"The Boy in the Striped Pajamas" (from the 2006 children's novel) is a fresh, unblinking, exacting gaze at the horror that happened not so long ago. The movie poster says it all (please ignore the lame tagline on the poster)--there is "us" and "them," or rather "us" and "not-them." Two little eight-year-old boys on either side of a barbed wire fence, Bruno (German) and Schmuel (Jewish), try to make sense of something that doesn't make sense at all.
Bruno's (Asa Butterfield of the biggest, bluest peepers ever) Dad (David Thewlis) is a Nazi officer who moves the family a little too close to a concentration camp. Bruno, who loves adventure books and aspires to be an explorer, disobeys and has--very believable--clandestine meetings with Schmuel (Jack Scanlon). Once you get over the British accents and British-isms coming out of the mouths of Germans and European Jews (just embrace the exquisite British acting!), "Pajamas" is a "perfect film." I repeat, "Pajamas" is a perfect film. It's rated PG-13, but younger children should definitely see it also. (The Brothers Grimm pulled no punches either.) Life hurts, life is harsh.
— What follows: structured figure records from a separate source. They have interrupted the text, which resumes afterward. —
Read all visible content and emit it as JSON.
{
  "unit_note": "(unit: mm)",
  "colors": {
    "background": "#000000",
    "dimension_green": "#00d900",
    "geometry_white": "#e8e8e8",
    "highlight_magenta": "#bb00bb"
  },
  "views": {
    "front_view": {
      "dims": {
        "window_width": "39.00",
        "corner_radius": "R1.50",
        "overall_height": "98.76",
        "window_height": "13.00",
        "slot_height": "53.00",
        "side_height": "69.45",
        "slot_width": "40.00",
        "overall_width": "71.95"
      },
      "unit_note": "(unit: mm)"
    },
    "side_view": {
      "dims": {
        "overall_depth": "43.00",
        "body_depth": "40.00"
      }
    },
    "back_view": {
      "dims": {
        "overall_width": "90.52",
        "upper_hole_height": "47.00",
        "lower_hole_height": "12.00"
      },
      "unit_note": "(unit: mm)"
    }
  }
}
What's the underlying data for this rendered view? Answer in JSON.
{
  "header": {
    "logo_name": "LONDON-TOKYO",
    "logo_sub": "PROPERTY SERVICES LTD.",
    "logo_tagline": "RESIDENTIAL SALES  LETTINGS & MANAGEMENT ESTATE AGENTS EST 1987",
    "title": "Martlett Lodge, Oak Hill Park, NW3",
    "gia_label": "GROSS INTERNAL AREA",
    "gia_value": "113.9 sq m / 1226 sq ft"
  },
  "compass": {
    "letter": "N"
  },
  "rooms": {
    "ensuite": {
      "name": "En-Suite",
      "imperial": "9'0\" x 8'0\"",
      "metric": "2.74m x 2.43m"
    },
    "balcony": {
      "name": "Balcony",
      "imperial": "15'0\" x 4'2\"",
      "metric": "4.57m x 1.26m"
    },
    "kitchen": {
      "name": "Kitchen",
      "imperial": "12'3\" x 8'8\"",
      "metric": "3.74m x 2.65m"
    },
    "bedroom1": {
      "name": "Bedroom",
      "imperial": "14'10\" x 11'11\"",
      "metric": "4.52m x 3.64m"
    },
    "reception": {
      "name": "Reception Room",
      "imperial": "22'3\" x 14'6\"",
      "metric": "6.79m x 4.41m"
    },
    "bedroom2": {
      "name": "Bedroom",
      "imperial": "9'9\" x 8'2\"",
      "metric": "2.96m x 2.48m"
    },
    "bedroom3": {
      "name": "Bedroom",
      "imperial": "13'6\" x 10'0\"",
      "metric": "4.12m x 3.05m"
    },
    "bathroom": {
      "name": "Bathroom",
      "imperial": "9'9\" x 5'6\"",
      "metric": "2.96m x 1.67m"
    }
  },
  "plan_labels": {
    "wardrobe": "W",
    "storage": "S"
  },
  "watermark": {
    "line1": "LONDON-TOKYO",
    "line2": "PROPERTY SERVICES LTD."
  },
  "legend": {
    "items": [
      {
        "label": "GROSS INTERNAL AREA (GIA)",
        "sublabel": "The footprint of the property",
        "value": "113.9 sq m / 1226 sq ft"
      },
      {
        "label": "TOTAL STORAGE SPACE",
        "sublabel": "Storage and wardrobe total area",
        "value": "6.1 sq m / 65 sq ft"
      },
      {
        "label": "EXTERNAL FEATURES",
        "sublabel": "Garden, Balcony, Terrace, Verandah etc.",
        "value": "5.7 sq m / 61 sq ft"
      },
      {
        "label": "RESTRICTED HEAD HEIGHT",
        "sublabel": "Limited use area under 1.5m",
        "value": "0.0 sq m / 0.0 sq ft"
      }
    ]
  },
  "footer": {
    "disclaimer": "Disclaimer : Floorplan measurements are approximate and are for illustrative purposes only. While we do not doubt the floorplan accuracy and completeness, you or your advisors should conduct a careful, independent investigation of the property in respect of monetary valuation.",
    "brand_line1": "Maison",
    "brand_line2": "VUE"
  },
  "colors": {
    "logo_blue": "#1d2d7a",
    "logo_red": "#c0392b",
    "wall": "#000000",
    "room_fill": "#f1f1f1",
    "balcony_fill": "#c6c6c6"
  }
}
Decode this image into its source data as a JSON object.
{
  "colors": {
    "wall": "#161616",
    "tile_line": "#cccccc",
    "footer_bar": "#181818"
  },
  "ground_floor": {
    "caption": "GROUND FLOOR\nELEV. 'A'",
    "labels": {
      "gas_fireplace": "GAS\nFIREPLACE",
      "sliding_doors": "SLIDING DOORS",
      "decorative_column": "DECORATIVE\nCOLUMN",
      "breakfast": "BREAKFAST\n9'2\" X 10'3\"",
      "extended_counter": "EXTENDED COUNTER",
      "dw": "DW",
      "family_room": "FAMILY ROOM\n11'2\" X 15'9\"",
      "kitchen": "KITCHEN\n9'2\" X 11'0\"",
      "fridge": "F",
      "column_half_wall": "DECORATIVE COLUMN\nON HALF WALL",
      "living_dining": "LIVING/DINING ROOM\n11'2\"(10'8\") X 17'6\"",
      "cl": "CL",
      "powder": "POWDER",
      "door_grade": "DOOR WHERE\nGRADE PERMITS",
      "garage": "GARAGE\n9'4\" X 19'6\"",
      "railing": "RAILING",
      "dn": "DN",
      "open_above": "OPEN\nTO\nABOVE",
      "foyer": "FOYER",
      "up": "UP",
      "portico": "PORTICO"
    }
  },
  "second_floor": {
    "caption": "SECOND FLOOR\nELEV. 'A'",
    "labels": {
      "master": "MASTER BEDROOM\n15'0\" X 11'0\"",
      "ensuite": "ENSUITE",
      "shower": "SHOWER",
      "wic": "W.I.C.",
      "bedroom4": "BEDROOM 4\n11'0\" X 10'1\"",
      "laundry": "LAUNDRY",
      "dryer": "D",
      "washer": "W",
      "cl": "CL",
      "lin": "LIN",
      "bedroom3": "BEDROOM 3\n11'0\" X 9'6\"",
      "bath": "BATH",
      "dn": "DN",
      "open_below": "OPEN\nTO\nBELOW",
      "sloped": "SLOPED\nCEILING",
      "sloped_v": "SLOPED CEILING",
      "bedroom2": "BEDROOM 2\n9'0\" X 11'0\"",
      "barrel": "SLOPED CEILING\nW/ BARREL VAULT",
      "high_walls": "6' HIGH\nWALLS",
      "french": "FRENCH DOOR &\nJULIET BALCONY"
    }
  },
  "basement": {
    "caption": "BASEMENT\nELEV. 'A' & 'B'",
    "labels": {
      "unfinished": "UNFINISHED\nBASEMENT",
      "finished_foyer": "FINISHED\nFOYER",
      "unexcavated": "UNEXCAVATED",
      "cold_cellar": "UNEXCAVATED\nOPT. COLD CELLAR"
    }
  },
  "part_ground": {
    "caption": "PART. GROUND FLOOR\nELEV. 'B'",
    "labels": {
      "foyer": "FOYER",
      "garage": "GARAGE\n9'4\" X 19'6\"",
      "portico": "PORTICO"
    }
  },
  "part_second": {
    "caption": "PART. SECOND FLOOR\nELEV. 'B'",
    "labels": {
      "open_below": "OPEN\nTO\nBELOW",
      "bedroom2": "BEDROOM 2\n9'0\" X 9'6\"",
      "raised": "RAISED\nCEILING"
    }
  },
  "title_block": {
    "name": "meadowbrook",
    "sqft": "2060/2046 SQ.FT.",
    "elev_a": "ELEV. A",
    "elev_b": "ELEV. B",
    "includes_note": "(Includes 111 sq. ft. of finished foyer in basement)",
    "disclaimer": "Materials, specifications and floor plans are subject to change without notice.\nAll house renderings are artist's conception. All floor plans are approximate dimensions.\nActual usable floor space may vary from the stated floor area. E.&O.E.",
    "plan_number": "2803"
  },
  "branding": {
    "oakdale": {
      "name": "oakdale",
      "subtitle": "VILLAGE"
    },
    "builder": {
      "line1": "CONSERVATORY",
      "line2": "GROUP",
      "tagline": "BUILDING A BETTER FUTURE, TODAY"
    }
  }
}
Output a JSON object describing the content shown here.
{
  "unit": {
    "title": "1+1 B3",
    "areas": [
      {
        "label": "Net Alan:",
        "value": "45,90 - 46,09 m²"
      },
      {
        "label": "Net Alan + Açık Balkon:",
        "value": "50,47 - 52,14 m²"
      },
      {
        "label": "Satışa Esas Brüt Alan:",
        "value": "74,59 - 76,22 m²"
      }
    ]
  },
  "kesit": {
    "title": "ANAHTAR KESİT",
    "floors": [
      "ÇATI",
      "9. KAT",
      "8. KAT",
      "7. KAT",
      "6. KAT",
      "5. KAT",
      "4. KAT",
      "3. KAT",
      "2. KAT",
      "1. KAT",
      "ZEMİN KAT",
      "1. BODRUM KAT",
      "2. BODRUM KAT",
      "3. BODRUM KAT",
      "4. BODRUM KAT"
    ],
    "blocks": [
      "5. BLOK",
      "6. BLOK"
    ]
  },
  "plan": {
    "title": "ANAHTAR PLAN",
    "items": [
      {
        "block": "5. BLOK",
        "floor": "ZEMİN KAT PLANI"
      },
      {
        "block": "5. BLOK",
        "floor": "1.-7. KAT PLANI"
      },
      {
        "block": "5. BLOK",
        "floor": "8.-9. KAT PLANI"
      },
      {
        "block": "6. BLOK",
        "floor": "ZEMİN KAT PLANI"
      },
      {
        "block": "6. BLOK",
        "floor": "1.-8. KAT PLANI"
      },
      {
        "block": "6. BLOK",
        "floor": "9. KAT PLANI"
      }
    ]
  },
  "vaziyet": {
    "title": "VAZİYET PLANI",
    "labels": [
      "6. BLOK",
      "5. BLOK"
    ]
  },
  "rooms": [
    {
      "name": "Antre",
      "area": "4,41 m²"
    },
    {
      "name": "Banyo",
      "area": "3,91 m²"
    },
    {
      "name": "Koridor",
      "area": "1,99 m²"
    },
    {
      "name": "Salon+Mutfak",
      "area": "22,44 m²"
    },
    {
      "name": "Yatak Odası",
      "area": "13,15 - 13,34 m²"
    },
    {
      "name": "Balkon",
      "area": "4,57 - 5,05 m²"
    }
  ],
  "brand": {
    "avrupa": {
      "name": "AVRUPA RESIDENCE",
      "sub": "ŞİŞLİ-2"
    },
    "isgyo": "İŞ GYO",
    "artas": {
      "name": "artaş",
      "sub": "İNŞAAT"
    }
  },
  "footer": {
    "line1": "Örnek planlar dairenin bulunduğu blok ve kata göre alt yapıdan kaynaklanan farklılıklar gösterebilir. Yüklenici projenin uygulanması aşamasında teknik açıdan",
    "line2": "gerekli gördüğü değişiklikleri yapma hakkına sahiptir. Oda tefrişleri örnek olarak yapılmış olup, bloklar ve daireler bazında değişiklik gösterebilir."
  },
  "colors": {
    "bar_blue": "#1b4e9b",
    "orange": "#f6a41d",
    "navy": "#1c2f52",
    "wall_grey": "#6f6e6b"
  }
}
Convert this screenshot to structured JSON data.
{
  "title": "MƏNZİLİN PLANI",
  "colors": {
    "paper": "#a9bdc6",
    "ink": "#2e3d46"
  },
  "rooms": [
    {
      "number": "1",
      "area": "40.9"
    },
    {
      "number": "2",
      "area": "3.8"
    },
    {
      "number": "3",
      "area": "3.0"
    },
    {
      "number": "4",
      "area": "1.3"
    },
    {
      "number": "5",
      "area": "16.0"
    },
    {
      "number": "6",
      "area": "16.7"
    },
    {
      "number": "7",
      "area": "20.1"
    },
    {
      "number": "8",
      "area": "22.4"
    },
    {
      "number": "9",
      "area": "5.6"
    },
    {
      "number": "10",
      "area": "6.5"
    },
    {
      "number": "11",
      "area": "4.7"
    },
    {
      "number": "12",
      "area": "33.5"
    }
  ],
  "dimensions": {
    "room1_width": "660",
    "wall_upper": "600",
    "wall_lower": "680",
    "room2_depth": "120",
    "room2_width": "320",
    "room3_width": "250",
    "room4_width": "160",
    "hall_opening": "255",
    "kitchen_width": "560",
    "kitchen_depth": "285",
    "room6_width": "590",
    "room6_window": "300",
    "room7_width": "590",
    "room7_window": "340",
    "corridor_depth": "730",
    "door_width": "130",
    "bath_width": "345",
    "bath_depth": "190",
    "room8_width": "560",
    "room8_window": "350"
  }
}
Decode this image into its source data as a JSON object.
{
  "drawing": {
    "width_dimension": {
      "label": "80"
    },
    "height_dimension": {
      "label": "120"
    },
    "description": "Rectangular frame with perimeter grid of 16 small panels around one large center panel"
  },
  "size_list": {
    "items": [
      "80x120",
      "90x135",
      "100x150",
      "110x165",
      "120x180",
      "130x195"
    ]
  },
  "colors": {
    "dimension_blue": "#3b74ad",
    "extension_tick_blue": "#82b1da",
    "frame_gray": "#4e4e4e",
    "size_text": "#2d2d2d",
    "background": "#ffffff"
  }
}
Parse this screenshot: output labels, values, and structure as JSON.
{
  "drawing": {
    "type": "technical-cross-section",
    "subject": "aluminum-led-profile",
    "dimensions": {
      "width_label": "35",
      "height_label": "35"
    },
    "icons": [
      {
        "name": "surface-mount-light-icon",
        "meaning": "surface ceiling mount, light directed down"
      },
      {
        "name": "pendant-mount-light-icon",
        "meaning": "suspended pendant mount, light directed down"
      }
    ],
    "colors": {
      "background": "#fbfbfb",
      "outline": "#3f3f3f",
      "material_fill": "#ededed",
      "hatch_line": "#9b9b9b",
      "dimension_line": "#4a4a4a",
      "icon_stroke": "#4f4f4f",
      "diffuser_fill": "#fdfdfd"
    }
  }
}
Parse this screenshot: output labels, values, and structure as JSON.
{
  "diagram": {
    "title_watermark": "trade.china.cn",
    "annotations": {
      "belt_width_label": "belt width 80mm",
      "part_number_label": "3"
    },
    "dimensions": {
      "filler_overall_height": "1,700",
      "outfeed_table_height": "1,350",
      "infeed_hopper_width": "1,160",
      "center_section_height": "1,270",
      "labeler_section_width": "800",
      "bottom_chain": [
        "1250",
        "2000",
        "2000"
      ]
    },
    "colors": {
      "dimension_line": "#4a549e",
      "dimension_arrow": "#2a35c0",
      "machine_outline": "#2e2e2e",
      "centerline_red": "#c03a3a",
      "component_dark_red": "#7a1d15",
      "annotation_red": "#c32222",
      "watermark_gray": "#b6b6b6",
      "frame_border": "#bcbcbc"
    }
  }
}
Evil is real. What side do YOU want to be on? This is probably THE best Holocaust movie for children because the story is simple, linear, and follows a child's process of reasoning.
If we are becoming a post-literate society, film can be a great way to peer into history, and examine our values. Although no Holocaust movie seems to capture the terror, the utterly debased living conditions, the outsized cruelty, this film gets to the living heart of the matter: What was going on in Nazi Germany and why, in all its nationalistic, ideological, "we're making the world a better place," murderous fervor. (See Ben Stein's movie "Expelled" for the Darwin-Hitler "natural selection" connection.)
"Pajamas" is also the story of a little boy who wants to be proud of his father, but can't. (What DID the Nazis tell their children when the propaganda didn't work?)
The score by the incomparable James Horner is imperceivable and scant. Silence and words are the eloquence here. Note the silence after Bruno asks Schmuel what he did wrong and Schmuel answers: "I'm a Jew." The same uber-civilized piece of classical music wafts through happy and gut-wrenching scenes alike.
The ending? Better the young people who go see this film realize what really happens when you start calling certain categories of persons "non-persons." Life is not a videogame.